Lu Hong, Rateri Debra L, Cassis Lisa A, Daugherty Alan
Graduate Center for Nutritional Sciences, Wethington Building, Room 521b, 900 South Limestone Street, University of Kentucky, Lexington, KY 40536-0200, USA.
Curr Hypertens Rep. 2008 Apr;10(2):99-106. doi: 10.1007/s11906-008-0020-3.

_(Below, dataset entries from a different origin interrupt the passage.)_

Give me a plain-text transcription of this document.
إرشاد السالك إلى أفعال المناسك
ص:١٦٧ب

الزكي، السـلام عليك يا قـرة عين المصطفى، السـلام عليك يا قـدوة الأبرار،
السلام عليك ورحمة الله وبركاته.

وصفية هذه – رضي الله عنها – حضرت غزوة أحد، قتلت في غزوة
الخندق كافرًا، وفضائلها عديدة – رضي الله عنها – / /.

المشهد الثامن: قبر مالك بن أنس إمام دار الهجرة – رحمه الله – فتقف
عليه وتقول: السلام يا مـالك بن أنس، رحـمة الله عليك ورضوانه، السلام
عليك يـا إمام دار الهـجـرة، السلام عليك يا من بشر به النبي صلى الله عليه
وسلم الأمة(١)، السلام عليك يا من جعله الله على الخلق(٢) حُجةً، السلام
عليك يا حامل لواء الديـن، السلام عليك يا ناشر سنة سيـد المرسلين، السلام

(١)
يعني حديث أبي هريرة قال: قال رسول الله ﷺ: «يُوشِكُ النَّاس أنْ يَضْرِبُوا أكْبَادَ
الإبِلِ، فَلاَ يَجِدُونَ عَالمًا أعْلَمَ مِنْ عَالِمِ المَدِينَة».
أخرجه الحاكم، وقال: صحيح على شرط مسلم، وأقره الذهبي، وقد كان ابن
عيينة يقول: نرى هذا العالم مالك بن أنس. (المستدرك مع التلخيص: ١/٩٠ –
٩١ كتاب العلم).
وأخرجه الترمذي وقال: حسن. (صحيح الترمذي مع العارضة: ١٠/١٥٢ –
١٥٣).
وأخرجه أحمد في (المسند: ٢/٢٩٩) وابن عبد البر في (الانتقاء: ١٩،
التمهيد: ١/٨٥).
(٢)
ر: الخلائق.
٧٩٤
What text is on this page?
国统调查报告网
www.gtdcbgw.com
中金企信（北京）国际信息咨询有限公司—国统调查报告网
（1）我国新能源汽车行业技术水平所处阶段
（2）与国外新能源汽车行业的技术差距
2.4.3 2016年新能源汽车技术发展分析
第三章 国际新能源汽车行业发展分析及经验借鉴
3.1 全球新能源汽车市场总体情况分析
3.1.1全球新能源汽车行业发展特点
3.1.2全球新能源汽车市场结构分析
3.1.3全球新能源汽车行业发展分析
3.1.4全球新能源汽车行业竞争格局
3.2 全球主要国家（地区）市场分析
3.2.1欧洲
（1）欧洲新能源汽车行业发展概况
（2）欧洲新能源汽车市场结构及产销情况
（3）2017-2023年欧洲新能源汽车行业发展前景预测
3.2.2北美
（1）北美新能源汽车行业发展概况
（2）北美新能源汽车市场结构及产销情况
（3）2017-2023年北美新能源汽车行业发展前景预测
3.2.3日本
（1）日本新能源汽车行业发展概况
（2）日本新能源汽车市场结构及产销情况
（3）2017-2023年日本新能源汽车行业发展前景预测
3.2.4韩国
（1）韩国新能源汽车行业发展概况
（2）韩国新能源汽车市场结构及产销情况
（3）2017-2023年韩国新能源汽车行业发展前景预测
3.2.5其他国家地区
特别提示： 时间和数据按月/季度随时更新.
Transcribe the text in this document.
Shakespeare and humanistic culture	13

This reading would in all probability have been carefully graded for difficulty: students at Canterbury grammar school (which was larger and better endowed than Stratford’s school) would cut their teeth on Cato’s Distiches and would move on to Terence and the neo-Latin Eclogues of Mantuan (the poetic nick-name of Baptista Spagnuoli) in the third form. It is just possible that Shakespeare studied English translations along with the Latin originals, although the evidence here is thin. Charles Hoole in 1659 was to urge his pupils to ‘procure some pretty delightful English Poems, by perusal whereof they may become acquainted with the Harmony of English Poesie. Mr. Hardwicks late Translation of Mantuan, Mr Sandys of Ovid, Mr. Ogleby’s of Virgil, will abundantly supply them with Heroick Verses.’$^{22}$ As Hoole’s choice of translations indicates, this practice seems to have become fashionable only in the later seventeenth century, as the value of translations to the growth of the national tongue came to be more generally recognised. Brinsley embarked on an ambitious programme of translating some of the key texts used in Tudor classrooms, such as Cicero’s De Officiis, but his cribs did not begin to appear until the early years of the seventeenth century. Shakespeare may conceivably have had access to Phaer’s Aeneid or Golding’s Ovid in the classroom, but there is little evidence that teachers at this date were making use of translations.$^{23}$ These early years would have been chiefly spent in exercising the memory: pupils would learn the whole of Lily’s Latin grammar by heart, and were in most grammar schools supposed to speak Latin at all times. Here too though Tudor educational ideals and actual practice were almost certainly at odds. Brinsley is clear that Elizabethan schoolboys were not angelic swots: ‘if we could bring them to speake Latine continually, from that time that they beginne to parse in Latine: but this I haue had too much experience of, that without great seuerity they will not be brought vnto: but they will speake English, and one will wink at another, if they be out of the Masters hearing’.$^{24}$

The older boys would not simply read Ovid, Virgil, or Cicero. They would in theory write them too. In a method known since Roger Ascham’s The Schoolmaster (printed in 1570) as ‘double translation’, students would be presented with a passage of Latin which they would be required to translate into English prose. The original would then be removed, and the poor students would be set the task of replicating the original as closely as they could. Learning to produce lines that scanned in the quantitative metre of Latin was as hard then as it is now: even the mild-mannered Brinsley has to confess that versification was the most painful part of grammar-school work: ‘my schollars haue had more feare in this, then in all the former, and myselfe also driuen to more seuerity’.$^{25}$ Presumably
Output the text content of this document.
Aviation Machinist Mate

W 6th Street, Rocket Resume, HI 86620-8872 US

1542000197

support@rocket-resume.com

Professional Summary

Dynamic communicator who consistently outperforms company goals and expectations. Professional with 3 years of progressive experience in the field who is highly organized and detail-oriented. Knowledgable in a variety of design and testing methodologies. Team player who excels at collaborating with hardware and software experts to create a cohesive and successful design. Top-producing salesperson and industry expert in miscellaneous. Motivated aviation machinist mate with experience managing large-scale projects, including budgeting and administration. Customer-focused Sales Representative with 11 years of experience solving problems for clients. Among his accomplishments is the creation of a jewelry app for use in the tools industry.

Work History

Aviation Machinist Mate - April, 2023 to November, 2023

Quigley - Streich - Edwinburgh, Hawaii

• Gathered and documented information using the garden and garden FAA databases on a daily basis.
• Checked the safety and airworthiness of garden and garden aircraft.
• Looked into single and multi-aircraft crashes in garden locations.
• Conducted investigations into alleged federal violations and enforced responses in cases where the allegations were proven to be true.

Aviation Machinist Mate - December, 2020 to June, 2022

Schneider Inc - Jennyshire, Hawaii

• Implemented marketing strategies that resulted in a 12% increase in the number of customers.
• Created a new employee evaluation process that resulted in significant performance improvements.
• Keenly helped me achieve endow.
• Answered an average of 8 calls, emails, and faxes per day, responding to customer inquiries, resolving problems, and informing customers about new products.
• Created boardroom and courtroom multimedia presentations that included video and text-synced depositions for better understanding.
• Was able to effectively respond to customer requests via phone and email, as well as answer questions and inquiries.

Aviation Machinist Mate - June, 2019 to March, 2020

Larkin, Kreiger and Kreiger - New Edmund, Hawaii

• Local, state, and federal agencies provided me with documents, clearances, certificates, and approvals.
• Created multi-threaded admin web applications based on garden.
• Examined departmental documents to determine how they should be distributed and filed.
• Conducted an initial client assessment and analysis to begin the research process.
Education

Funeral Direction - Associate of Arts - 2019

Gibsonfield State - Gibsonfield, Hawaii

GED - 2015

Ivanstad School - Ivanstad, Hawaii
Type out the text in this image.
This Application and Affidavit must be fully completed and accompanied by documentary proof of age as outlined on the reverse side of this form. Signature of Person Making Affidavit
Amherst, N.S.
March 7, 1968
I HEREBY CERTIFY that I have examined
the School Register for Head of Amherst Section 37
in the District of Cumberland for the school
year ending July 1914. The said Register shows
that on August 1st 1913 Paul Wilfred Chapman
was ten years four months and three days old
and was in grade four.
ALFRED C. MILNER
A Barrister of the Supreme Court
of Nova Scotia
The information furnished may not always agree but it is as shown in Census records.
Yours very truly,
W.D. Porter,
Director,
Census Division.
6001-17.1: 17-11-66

The renin-angiotensin system has been invoked in the development of both abdominal and thoracic aortic aneurysms. This has been demonstrated experimentally by the chronic subcutaneous infusion of angiotensin II, which consistently leads to development of abdominal aortic aneurysms (AAAs) in mice. Angiotensin II-induced AAAs have highly heterogenous cellular and extracellular matrix characteristics throughout the aorta that change markedly with infusion duration. The mechanistic basis for the reproducible location of AAA development has not been elucidated, but many insights have been provided, especially regarding receptor and inflammatory mechanisms. A recent clinical study provided limited evidence for extrapolating these results to mechanisms of human AAAs. Experimental evidence has also demonstrated that antagonism of angiotensin II type 1 (AT1) receptors prevents ascending aortic aneurysms in a murine model of Marfan's syndrome. A clinical study is currently ongoing to demonstrate the efficacy of AT1 receptor antagonism in humans.
肾素-血管紧张素系统已被认为与腹主动脉瘤和胸主动脉瘤的发生发展有关。通过慢性皮下输注血管紧张素II在实验中已证实了这一点,这种输注持续导致小鼠腹主动脉瘤(AAA)的形成。血管紧张素II诱导的AAA在整个主动脉中具有高度异质性的细胞和细胞外基质特征,且这些特征会随着输注持续时间而发生显著变化。AAA发生的可重复性位置的机制基础尚未阐明,但已提供了许多见解,尤其是关于受体和炎症机制方面。最近一项临床研究为将这些结果外推至人类AAA的机制提供了有限的证据。实验证据还表明,在马凡综合征的小鼠模型中,血管紧张素II 1型(AT1)受体拮抗剂可预防升主动脉瘤。目前正在进行一项临床研究以证明AT1受体拮抗剂在人类中的疗效。